GDPR protects the personal data of people in the EU/EEA and applies to any organisation processing that data, wherever the organisation is based; the CCPA protects the personal information of California residents and only applies to businesses meeting its thresholds (broadly, over $25m annual revenue, or handling the personal information of large numbers of California consumers, or earning significant revenue from selling/sharing it). GDPR is consent-and-lawful-basis led with fines up to €20m or 4% of global annual turnover (Article 83); the CCPA is disclosure-and-opt-out led. Many businesses must comply with both.
Does the EU AI Act replace GDPR?
No. The EU AI Act and GDPR apply together and cover different things. GDPR governs the protection and processing of personal data; the EU AI Act governs the development, provision, and use of AI systems and general-purpose AI models placed on the EU market. An AI system that processes personal data must satisfy both at once — the AI Act does not exempt you from GDPR, and GDPR does not by itself cover AI-specific risks like prohibited practices or high-risk-system obligations.
Which data protection law applies to my business?
Work through where your users and operations are: if you process the personal data of anyone in the EU/EEA, GDPR applies (regardless of where you are based); if you handle the personal information of California residents and meet the CCPA thresholds, the CCPA applies; if you develop, deploy, or place an AI system on the EU market, the EU AI Act applies; and if you run an online platform or intermediary serving EU users, the DSA may apply. These overlap — most online businesses fall under more than one, so map each before assuming you are covered.
What is the difference between the EU AI Act and the DSA?
The EU AI Act regulates AI systems themselves — banning certain practices, imposing obligations on high-risk systems and general-purpose AI models, and setting transparency duties for things like chatbots and synthetic media. The Digital Services Act (DSA) regulates online platforms and intermediaries — how they handle illegal content, notice-and-action, advertising transparency, and (for very large platforms) systemic-risk assessments. One targets the AI you build or use; the other targets the platform you run. A company can fall under both, for example an online marketplace that also uses an AI recommender.
Do I need to comply with GDPR if my business is not in the EU?
Quite possibly, yes. GDPR has extraterritorial reach: it applies to any organisation, anywhere, that offers goods or services to people in the EU/EEA or monitors their behaviour. A US or UK company with EU customers, EU website visitors it tracks, or EU users it markets to generally falls in scope. Being outside the EU does not exempt you; if you target or monitor people in the EU, you need a lawful basis, transparency, and the data-subject-rights processes GDPR requires.

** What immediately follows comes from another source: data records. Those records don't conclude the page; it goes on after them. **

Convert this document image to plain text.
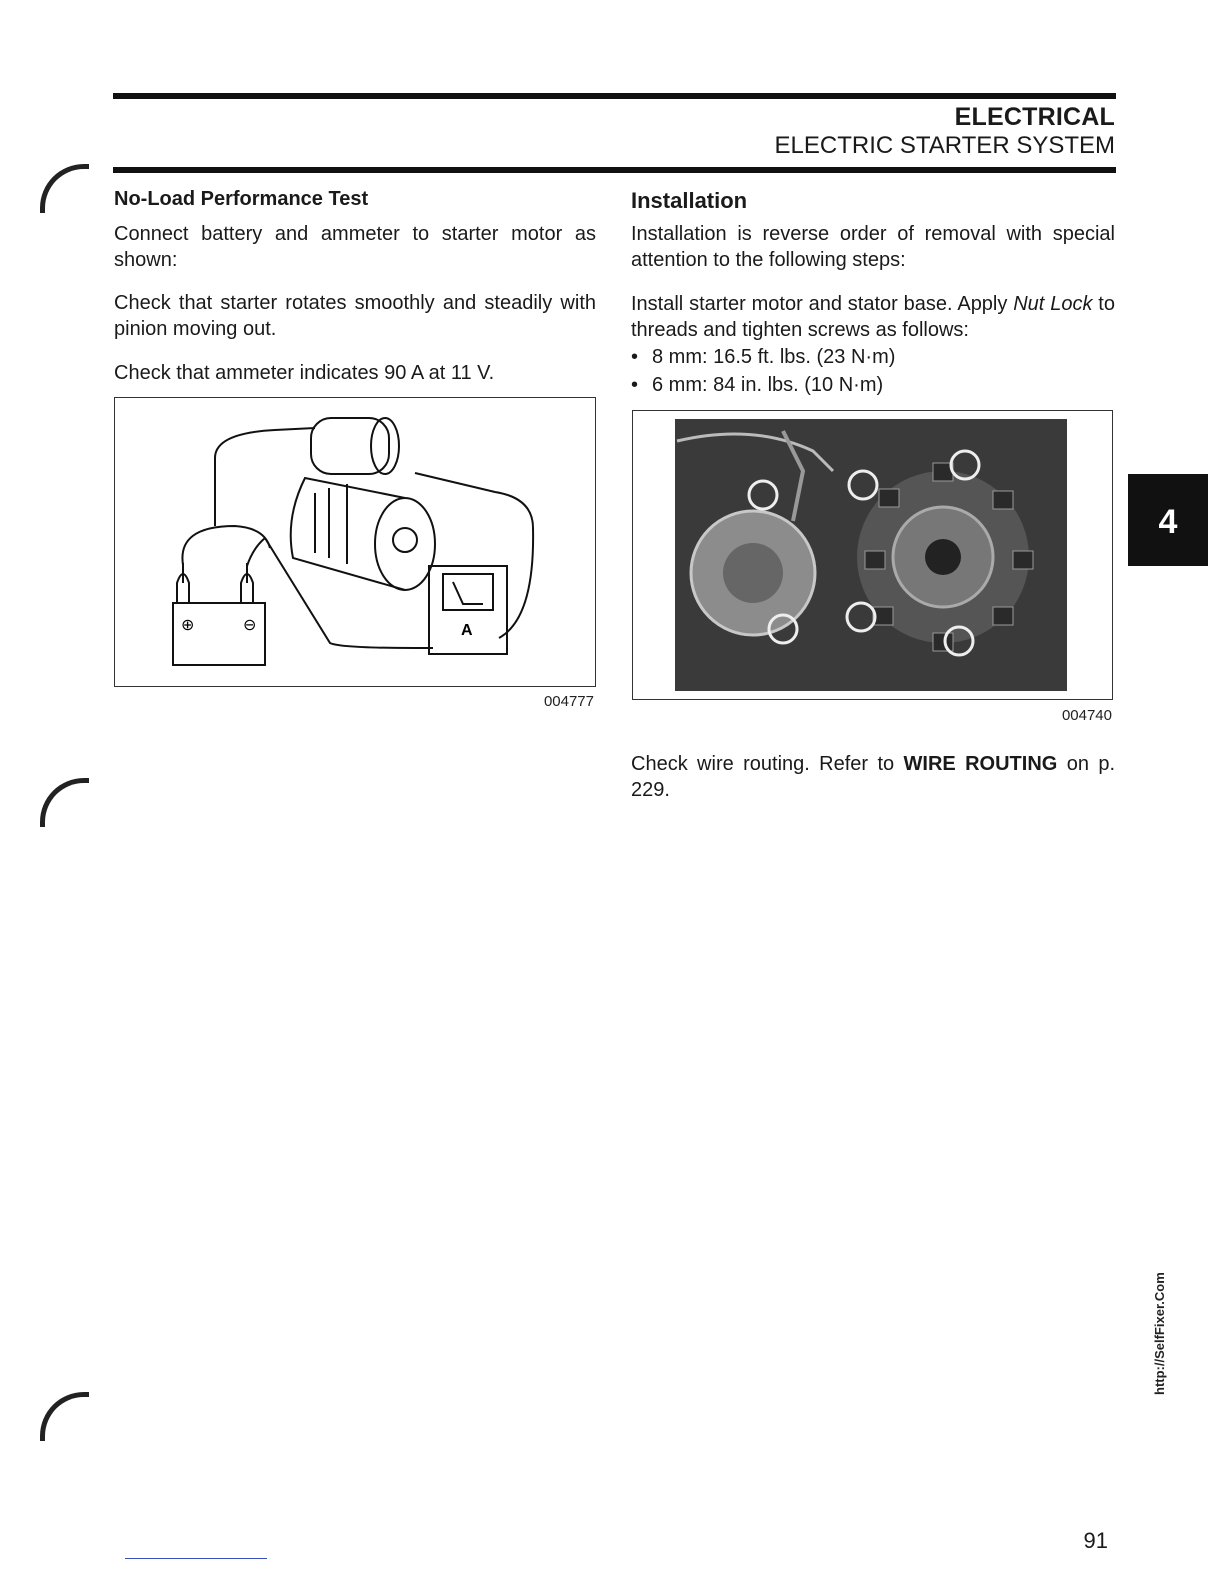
ELECTRICAL
ELECTRIC STARTER SYSTEM
No-Load Performance Test
Connect battery and ammeter to starter motor as shown:
Check that starter rotates smoothly and steadily with pinion moving out.
Check that ammeter indicates 90 A at 11 V.
⊕	⊖	A
004777
Installation
Installation is reverse order of removal with special attention to the following steps:
Install starter motor and stator base. Apply Nut Lock to threads and tighten screws as follows:
• 8 mm: 16.5 ft. lbs. (23 N·m)
• 6 mm: 84 in. lbs. (10 N·m)
004740
Check wire routing. Refer to WIRE ROUTING on p. 229.
4
http://SelfFixer.Com
91
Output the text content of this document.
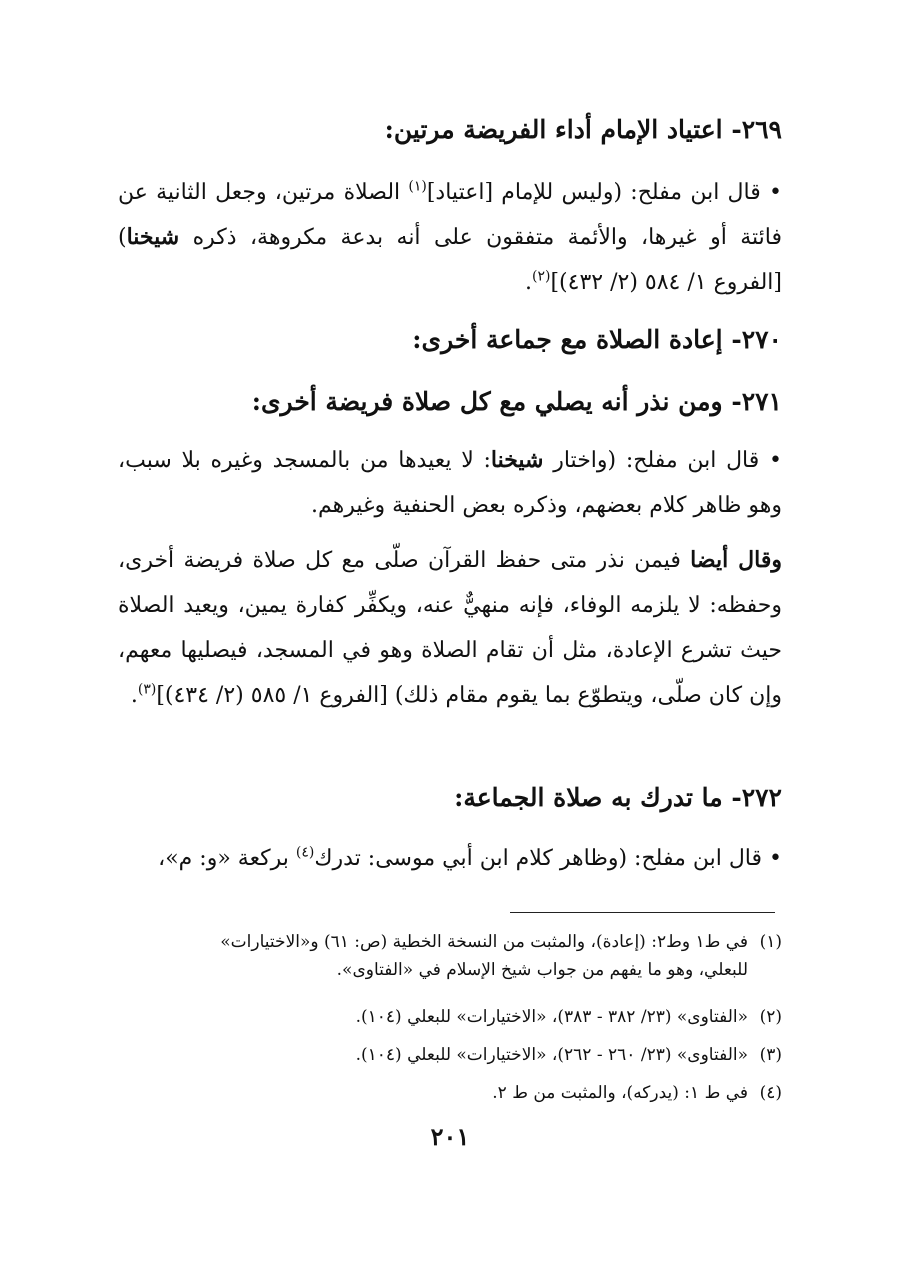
٢٦٩- اعتياد الإمام أداء الفريضة مرتين:
• قال ابن مفلح: (وليس للإمام [اعتياد]$^{(١)}$ الصلاة مرتين، وجعل الثانية عن فائتة أو غيرها، والأئمة متفقون على أنه بدعة مكروهة، ذكره شيخنا) [الفروع ١/ ٥٨٤ (٢/ ٤٣٢)]$^{(٢)}$.
٢٧٠- إعادة الصلاة مع جماعة أخرى:
٢٧١- ومن نذر أنه يصلي مع كل صلاة فريضة أخرى:
• قال ابن مفلح: (واختار شيخنا: لا يعيدها من بالمسجد وغيره بلا سبب، وهو ظاهر كلام بعضهم، وذكره بعض الحنفية وغيرهم.
وقال أيضا فيمن نذر متى حفظ القرآن صلّى مع كل صلاة فريضة أخرى، وحفظه: لا يلزمه الوفاء، فإنه منهيٌّ عنه، ويكفِّر كفارة يمين، ويعيد الصلاة حيث تشرع الإعادة، مثل أن تقام الصلاة وهو في المسجد، فيصليها معهم، وإن كان صلّى، ويتطوّع بما يقوم مقام ذلك) [الفروع ١/ ٥٨٥ (٢/ ٤٣٤)]$^{(٣)}$.
٢٧٢- ما تدرك به صلاة الجماعة:
• قال ابن مفلح: (وظاهر كلام ابن أبي موسى: تدرك$^{(٤)}$ بركعة «و: م»،
(١)في ط١ وط٢: (إعادة)، والمثبت من النسخة الخطية (ص: ٦١) و«الاختيارات»
للبعلي، وهو ما يفهم من جواب شيخ الإسلام في «الفتاوى».
(٢)«الفتاوى» (٢٣/ ٣٨٢ - ٣٨٣)، «الاختيارات» للبعلي (١٠٤).
(٣)«الفتاوى» (٢٣/ ٢٦٠ - ٢٦٢)، «الاختيارات» للبعلي (١٠٤).
(٤)في ط ١: (يدركه)، والمثبت من ط ٢.
٢٠١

Can complying with GDPR make me compliant with CCPA too?
Partly, but not automatically. A strong GDPR programme covers much of what the CCPA needs — data inventories, transparency notices, and individual rights handling — so it is a head start. But the CCPA has distinct requirements GDPR does not, notably a clear 'Do Not Sell or Share My Personal Information' mechanism, specific notice-at-collection wording, and its own definitions and thresholds. Treat GDPR compliance as a foundation, then close the CCPA-specific gaps rather than assuming one covers the other.